Mauvais moment pour agir

Mais les quatre personnes interrogées, directement informées de l'évolution des débats, ont expliqué que la question était trop complexe pour être résolue rapidement et qu'une modification éventuelle aurait peu de sens dans une phase de maturité du cycle économique, généralement annonciatrice d'un ralentissement des prix immobiliers. Ces derniers ayant tendance à évoluer de manière disproportionnée en phase de forte croissance comme en phase de récession, ils peuvent amplifier la hausse ou la baisse des prix dans leur ensemble. Ils sont en outre difficiles à collecter, d'où un décalage dans le temps important qui peut nuire à la fiabilité de la mesure globale des prix.

Le mieux que puisse faire la BCE est donc de faire pression sur Eurostat, l'agence statistique de l'Union européenne, et sa revue stratégique devrait simplement lui donner l'occasion d'exprimer son insatisfaction quant à la qualité des données actuelles en matière d'inflation, ont ajouté les sources. Christine Lagarde pourrait utiliser les conclusions de la revue stratégique, qui s'appuieront sur des avis de spécialistes, pour inciter la Commission européenne et Eurostat à agir, même si la démarche prend plusieurs années, ont-elles ajouté.

Une augmentation de 0,2 à 0,3 point

La prise en compte de l'immobilier dans le calcul de l'inflation pourrait faire monter celle-ci de 0,2 à 0,3 point de pourcentage en période de hausse des prix des logements, ont expliqué les sources.
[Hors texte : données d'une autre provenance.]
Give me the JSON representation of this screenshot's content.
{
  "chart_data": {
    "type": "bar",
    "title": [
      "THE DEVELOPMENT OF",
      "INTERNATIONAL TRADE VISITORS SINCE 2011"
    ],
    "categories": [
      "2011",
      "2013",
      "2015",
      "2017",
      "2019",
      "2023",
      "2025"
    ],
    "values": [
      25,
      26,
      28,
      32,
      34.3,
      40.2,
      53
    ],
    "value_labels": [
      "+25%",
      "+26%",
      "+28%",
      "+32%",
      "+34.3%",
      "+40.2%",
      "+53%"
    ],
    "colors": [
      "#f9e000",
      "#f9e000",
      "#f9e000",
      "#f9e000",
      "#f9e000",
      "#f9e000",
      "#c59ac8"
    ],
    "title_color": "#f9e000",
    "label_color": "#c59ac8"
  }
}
À l'inverse, la baisse du marché immobilier en période de ralentissement économique ou de récession pourrait freiner l'évolution globale des prix. La BCE et Eurostat ont refusé de commenter ces informations.

Pour l'instant, les prix de l'immobilier ne constituent que 6,5% du panier de référence utilisé par Eurostat pour calculer l'indice d'inflation européen harmonisé IPCH, alors qu'ils représentent 20% de l'indice d'inflation aux États-Unis privilégié par la Réserve fédérale. La BCE pourrait choisir de prendre comme référence un autre indice que l'IPCH mais les sources ont écarté cette piste, estimant qu'elle nuirait à la transparence et à la crédibilité de la politique monétaire.